For Ayayee, she knew the key to winning was to zone in on a specific demographic.


“I was very clear about what I wanted to do. My niche was established when I started. I started out photographing women and I only took images of women above 50. And that kept me busy because I was offering a service that at the time didn’t really exist. I was very resolute about what type of images I wanted and my target audience,” says Ayayee.

For Asante, on the other hand, the lack of any institutional investment meant he had to find other means to launch his business.

“Laceup was started with about $4,000 which was money my partner and I put in at that time to purchase a few things. This was money I had saved from my previous work as a web designer. And my partner fielded the other half of it. It wasn’t that much in the beginning and we decided to build on that and make a lot of sacrifices in terms of the income coming in and how we could put it back in the business and make the company bigger. That is what helped us grow to the level we are now,” says Asante.

Both Ayayee and Asante charge anywhere from $1,000 upwards depending on the packages they offer.

“I didn’t start to be priced affordably because I was a mother of three and I had a limited amount of time. I felt like I had a very unparalleled skill-set which I translated into the cost I wished to receive for my work,” says Ayayee.

The biggest hurdle in the photography business, according to Asante, is access to quality equipment.

“All the equipment we use is imported. Every single one of them; even the backdrop paper we use for photography and that is difficult. We don’t even have servicing companies here so if cameras or equipment break down, you have to send it back to the UK and that was one of the biggest challenges we had in the beginning.”

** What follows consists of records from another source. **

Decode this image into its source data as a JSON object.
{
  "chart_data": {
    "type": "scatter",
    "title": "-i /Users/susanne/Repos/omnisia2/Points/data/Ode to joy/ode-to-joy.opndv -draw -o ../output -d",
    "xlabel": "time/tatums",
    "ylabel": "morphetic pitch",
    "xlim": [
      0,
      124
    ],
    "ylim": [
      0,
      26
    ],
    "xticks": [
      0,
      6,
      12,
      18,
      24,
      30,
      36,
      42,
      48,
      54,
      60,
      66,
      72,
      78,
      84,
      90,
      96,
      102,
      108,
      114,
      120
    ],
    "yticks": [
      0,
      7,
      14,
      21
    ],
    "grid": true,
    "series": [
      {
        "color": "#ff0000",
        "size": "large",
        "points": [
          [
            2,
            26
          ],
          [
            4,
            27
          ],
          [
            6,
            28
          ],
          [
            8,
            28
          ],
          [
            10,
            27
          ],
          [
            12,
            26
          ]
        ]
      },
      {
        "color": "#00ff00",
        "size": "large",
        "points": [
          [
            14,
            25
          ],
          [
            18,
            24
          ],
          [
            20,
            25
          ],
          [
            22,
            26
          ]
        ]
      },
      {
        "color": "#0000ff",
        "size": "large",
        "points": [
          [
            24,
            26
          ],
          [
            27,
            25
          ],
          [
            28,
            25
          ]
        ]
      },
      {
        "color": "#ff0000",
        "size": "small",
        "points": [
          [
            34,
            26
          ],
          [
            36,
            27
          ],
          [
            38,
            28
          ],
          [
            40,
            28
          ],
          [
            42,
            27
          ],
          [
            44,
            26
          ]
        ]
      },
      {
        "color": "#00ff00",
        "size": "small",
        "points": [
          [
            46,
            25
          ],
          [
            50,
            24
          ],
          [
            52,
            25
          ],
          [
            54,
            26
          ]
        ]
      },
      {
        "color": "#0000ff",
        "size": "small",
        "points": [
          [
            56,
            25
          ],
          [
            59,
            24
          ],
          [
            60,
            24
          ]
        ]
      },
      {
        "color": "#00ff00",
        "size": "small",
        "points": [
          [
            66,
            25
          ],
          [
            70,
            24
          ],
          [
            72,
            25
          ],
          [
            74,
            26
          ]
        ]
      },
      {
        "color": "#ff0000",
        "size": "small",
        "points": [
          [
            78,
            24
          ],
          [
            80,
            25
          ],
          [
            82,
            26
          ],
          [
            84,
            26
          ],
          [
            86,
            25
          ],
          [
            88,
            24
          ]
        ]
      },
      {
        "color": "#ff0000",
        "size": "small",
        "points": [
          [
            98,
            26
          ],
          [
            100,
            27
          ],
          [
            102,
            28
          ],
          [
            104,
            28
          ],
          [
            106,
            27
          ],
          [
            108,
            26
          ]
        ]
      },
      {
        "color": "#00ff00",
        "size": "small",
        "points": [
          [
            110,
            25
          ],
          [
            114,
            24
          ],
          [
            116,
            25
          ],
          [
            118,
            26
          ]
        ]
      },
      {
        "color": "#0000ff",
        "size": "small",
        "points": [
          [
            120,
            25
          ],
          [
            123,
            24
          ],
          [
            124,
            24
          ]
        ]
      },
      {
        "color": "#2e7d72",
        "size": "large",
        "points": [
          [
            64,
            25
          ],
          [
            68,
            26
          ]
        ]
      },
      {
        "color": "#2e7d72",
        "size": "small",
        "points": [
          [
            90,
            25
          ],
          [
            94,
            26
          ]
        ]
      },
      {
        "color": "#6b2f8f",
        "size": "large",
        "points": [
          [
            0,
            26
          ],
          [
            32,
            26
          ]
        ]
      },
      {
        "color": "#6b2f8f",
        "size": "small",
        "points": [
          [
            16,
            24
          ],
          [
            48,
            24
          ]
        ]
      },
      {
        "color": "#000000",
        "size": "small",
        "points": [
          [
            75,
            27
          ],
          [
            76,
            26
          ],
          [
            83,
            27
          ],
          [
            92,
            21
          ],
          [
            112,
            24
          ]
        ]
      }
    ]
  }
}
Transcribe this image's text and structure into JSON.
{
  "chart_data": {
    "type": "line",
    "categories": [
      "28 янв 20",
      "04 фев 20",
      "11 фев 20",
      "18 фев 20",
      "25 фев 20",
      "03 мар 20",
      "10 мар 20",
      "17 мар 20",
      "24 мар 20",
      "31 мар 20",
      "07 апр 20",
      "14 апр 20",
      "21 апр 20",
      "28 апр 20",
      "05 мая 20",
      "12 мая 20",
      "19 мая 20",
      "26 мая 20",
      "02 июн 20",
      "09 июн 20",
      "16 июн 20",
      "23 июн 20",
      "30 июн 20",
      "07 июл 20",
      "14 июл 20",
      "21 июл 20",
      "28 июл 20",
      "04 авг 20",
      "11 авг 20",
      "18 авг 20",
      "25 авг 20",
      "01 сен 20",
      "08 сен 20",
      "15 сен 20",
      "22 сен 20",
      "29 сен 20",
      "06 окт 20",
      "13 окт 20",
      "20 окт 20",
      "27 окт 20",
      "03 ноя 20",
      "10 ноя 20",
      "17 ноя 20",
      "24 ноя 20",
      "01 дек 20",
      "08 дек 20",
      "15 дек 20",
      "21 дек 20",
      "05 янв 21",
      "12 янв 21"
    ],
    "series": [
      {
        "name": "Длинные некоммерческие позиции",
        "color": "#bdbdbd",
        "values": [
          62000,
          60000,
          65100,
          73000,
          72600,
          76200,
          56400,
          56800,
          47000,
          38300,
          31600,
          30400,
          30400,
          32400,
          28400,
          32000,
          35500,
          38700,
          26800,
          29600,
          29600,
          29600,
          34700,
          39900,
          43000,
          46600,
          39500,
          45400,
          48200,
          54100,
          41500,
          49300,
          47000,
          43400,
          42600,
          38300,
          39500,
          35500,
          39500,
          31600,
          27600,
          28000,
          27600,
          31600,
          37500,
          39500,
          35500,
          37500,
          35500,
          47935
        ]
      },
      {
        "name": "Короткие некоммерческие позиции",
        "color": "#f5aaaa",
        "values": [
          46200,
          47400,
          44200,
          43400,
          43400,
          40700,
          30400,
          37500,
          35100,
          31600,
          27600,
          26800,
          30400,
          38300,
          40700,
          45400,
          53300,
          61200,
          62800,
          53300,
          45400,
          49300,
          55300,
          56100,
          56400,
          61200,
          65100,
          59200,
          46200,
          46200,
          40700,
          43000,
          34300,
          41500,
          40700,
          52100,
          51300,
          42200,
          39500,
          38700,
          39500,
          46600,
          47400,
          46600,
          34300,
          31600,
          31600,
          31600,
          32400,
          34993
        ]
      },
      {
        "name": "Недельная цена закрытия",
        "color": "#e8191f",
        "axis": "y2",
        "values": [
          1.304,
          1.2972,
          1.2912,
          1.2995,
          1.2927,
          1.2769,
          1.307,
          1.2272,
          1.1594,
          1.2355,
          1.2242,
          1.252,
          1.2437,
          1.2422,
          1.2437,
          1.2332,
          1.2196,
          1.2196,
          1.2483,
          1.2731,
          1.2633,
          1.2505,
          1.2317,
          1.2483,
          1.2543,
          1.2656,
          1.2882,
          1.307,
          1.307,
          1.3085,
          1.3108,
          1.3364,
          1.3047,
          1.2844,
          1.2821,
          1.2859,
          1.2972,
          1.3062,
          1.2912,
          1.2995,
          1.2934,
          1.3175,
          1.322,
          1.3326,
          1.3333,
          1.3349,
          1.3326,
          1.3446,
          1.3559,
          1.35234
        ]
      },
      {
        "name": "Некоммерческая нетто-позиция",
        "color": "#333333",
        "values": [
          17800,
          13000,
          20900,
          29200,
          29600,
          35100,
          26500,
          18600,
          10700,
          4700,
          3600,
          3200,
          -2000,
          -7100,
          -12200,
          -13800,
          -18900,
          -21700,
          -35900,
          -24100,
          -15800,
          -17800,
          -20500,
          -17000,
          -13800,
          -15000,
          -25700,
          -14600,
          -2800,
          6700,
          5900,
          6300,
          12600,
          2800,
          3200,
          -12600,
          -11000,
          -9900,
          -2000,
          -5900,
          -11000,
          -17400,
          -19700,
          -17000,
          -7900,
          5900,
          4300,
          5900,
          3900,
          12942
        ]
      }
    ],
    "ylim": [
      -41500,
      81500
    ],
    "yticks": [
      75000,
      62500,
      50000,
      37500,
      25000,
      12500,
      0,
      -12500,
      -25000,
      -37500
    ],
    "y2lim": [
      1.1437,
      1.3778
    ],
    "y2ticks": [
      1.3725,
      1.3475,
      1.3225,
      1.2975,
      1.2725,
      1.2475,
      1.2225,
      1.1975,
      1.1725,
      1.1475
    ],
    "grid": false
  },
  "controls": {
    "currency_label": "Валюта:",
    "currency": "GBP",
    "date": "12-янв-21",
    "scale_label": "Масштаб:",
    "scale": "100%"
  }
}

These are just some of the early-stage lessons they can impart to younger aspirants in the country. Zion Market Research estimated the global demand for digital photography at around $77.6 billion in 2015, projected to reach $110.8 billion by this year, and with so many young starry-eyed hopefuls still looking to make ends meet in Ghana, at least they have emerging role models who have looked through a more creative lens and proven that clicks can convert to cash.